The Trump administration, which had shown signs of strength against the regime, faced impeachment and was overwhelmed by violent urban protests at home. The crisis of the presidential election and the resulting drastic change in U.S. policy toward Iran by the Biden administration led Iranian freedom activists feeling increasingly isolated and abandoned.

The Houthis were removed from the terror list, the Iran Deal talks resumed, the withdrawal from Afghanistan was catastrophic to the peoples there, and forces were also withdrawn from Iraq. Then there was the transfer of billions of dollars to the regime authorized by Washington.

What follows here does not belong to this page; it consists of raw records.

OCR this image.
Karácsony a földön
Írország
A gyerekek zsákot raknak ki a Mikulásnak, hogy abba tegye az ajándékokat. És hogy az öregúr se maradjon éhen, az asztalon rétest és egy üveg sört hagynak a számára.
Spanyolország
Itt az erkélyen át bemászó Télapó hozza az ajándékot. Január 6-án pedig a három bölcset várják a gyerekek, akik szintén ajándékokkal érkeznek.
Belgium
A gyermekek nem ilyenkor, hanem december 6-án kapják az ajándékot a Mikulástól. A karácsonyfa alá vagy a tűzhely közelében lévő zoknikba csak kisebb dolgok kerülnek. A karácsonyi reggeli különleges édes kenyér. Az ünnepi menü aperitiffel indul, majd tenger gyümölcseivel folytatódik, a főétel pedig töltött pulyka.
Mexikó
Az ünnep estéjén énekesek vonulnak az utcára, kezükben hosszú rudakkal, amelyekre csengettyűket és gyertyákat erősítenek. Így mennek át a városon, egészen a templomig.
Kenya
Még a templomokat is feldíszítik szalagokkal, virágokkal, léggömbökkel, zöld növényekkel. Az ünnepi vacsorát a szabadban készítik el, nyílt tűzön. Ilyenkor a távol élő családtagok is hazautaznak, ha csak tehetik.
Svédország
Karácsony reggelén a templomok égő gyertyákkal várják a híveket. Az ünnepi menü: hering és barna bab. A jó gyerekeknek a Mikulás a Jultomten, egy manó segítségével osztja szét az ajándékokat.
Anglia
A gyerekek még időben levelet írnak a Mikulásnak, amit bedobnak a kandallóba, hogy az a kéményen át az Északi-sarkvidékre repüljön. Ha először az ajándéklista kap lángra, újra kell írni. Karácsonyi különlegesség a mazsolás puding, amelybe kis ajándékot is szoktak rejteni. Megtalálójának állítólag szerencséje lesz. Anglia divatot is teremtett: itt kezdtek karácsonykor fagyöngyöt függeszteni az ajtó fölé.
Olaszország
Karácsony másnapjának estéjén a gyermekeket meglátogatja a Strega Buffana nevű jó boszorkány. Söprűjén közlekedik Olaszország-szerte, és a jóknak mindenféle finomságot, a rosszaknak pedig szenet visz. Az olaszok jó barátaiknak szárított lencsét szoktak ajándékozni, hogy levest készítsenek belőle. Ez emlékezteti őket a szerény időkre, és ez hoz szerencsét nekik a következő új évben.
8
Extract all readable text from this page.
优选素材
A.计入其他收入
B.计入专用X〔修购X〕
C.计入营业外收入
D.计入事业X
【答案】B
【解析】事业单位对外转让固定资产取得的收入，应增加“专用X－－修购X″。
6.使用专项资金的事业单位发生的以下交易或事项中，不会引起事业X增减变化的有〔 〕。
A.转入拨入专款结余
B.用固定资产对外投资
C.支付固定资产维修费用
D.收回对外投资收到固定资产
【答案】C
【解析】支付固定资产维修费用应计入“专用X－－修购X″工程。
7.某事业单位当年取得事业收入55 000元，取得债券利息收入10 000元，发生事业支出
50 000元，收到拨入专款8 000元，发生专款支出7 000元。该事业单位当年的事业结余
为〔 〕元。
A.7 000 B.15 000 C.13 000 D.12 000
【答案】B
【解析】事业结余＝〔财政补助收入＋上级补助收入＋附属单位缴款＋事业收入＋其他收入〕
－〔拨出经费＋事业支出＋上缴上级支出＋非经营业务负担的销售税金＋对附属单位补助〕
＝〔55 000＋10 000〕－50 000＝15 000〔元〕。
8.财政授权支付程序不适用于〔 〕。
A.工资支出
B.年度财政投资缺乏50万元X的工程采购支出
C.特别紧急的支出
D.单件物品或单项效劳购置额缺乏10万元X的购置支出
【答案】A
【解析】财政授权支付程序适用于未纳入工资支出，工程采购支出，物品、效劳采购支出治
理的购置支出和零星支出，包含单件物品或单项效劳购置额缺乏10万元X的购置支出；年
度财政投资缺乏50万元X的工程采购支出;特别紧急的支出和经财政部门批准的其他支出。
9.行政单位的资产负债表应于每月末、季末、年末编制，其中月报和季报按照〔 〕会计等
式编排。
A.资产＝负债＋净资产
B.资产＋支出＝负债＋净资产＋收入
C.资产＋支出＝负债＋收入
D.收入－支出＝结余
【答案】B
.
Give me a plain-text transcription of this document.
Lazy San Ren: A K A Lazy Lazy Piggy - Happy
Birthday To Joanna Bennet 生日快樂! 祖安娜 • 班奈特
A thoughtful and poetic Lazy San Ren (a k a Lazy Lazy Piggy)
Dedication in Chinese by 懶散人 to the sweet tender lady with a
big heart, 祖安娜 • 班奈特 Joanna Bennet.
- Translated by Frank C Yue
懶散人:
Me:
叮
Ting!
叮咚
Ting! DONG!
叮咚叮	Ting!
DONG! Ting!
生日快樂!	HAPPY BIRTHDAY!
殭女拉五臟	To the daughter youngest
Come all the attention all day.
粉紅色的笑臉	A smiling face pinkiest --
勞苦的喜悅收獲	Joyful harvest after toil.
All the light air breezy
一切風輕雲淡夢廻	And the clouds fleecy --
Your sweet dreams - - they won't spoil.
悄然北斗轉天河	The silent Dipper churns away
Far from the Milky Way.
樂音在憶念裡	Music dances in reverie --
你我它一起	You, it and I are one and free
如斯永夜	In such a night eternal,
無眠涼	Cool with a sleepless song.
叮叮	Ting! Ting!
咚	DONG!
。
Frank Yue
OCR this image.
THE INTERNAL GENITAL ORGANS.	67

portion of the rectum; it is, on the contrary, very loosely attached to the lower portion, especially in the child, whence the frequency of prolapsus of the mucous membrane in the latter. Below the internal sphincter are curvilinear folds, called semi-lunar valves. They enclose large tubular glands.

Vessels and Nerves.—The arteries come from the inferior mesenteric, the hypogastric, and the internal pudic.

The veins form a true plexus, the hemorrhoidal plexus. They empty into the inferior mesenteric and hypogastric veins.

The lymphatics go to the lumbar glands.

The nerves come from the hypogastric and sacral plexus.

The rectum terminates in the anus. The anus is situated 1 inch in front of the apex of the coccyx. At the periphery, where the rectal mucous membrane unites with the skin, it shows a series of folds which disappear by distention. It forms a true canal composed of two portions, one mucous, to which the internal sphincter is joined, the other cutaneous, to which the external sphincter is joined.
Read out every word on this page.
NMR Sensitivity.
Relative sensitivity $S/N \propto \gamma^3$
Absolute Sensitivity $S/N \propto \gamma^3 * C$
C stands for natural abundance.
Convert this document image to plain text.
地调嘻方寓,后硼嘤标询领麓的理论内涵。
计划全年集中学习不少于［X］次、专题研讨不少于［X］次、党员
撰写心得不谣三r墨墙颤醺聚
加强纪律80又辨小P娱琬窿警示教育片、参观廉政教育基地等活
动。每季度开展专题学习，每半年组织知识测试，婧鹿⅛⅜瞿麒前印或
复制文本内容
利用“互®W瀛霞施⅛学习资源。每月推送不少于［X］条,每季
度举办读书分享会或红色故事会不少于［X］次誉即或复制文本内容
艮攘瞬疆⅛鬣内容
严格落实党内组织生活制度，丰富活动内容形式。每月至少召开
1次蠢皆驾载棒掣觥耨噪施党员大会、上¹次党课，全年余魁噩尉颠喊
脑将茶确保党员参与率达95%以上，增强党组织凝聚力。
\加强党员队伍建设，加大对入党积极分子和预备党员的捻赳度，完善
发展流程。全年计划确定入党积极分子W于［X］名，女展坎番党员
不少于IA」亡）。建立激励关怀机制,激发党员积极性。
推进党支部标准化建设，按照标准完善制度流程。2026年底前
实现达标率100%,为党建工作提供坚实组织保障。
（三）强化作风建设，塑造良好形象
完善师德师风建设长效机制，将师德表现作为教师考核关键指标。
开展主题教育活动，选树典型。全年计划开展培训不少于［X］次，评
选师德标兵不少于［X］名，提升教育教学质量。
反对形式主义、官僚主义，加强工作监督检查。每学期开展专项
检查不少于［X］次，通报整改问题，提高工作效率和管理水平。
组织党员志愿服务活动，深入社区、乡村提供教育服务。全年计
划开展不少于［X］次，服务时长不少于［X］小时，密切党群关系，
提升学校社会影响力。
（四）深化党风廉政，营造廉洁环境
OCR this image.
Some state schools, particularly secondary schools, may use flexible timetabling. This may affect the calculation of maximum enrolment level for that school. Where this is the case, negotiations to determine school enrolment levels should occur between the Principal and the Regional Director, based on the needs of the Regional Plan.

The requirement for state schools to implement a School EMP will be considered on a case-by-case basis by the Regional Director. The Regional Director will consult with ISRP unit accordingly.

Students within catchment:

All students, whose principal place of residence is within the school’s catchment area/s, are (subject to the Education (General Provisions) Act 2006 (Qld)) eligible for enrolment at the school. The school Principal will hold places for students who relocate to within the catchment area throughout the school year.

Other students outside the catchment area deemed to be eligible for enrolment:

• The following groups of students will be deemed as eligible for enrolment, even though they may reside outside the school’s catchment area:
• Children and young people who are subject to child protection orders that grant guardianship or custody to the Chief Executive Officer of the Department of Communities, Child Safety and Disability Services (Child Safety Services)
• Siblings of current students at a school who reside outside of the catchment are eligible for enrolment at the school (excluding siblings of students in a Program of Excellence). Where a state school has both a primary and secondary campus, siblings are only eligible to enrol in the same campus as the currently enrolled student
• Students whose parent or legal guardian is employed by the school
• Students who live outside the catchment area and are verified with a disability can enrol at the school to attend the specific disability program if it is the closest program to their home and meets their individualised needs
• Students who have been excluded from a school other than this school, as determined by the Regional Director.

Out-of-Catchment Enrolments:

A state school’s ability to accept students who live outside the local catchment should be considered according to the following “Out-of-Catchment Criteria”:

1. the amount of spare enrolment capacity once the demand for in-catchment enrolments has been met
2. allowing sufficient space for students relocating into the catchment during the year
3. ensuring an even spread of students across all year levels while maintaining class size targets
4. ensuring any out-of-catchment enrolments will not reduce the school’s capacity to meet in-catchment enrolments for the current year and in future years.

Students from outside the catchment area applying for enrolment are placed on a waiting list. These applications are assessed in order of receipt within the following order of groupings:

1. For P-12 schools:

After four years of hope (with a U.S. withdrawal from the JCPOA, a stronger U.S. narrative against the regime, the dramatic end of Quds force commander Soleimani), the regime was again back on its feet with endless funding and legitimacy given by European Union and U.S. emissaries. The ruling class of the Islamic Republic was getting richer and more arrogant, the militias more powerful, and youth and minorities increasingly persecuted.

The women-led revolution has been visibly brewing on social media since the Green Revolution of 2009, particularly during the 2019 uprising. But the 2022 upheaval is centered on women and triggered by them.

The wave of protests started after 22-year-old Mahsa Amini, from the Kurdistan province in Western Iran, was arrested for not wearing her Hijab according to the Islamic Republic “rules” and lethally beaten. Young women across Iran immediately started marching in the streets, removing their hijab and, at times, burning it.

Days later, 17-year-old Nika Shakarami and 20-year-old Sarina Ismael Zada were also arrested, tortured and killed by the militia. More young women who challenged the forced hijab were also arrested and tortured.

Women across Iran poured into the streets and, with the support and participation of young men, started cutting their hair in public as a message to the ruling elite that the men-dominated society and their Jihadi Khomeinist ideology are no longer accepted.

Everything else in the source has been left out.